Once I had my pictures, all I had to do was to make a website to display them. I chose a simple solution consisting of a Flask application running on a Heroku instance. Flask is a simple microframework to develop Web applications in Python.

I generated a list of the categories and all the generated picture filenames with a script that walked through the folder structure. Then, for the website, it’s the algorithm I have described before: select a random category from the list, then a random picture of that category, before feeding both into an HTML template.

For the imaginary developer names (“Anna Smith”, “George Jones”, “William Lane” etc.) I thought of using another neural network, possibly a text-generating one with LSTM (see Andrej Karpathy’s blog post) but I thought this was a lot of effort for generating such small samples of text. I took the easy route and used the Faker library which already does the job: an imaginary name is generated at every page refresh.

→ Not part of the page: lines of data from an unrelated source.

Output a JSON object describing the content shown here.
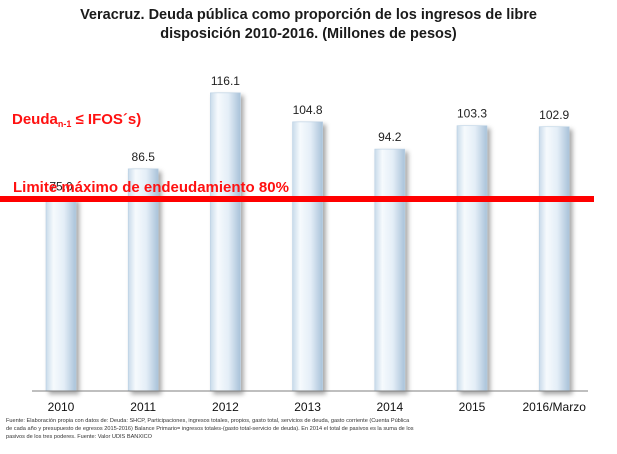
{
  "title_lines": [
    "Veracruz. Deuda pública como proporción de los ingresos de libre",
    "disposición  2010-2016. (Millones  de pesos)"
  ],
  "annotations": {
    "deuda_main": "Deuda",
    "deuda_sub": "n-1",
    "deuda_rest": " ≤ IFOS´s)",
    "limit": "Limite máximo de endeudamiento 80%",
    "limit_color": "#ff0000"
  },
  "source_lines": [
    "Fuente: Elaboración propia con datos de: Deuda: SHCP, Participaciones, ingresos totales, propios, gasto total, servicios de deuda, gasto corriente (Cuenta Pública",
    "de cada año y presupuesto de egresos 2015-2016) Balance Primario= ingresos totales-(gasto total-servicio de deuda). En 2014 el total de pasivos es la suma de los",
    "pasivos de los tres poderes. Fuente: Valor UDIS BANXICO"
  ],
  "chart_data": {
    "type": "bar",
    "title": "Veracruz. Deuda pública como proporción de los ingresos de libre disposición  2010-2016. (Millones  de pesos)",
    "categories": [
      "2010",
      "2011",
      "2012",
      "2013",
      "2014",
      "2015",
      "2016/Marzo"
    ],
    "values": [
      75.0,
      86.5,
      116.1,
      104.8,
      94.2,
      103.3,
      102.9
    ],
    "value_labels": [
      "75.0",
      "86.5",
      "116.1",
      "104.8",
      "94.2",
      "103.3",
      "102.9"
    ],
    "ylim": [
      0,
      125
    ],
    "reference_line": 80,
    "grid": false,
    "legend": "none",
    "bar_color": "#eef5fb",
    "bar_shade": "#b8cfe3"
  }
}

After deploying on Heroku, voilà!

You can see the live result here.

Conclusion

And this concludes my journey into the world of GAN! Although I eventually didn’t have to train my own network as I originally expected, I’m still glad I could learn a lot about GAN, how they worked and how I could make a reality out of what was originally a nerdy joke idea. I hope reading this write-up has been entertaining and informative for you as well, and that it shows how you don’t need a lot of resources or background in computer science in order to use complex AI such as neural networks.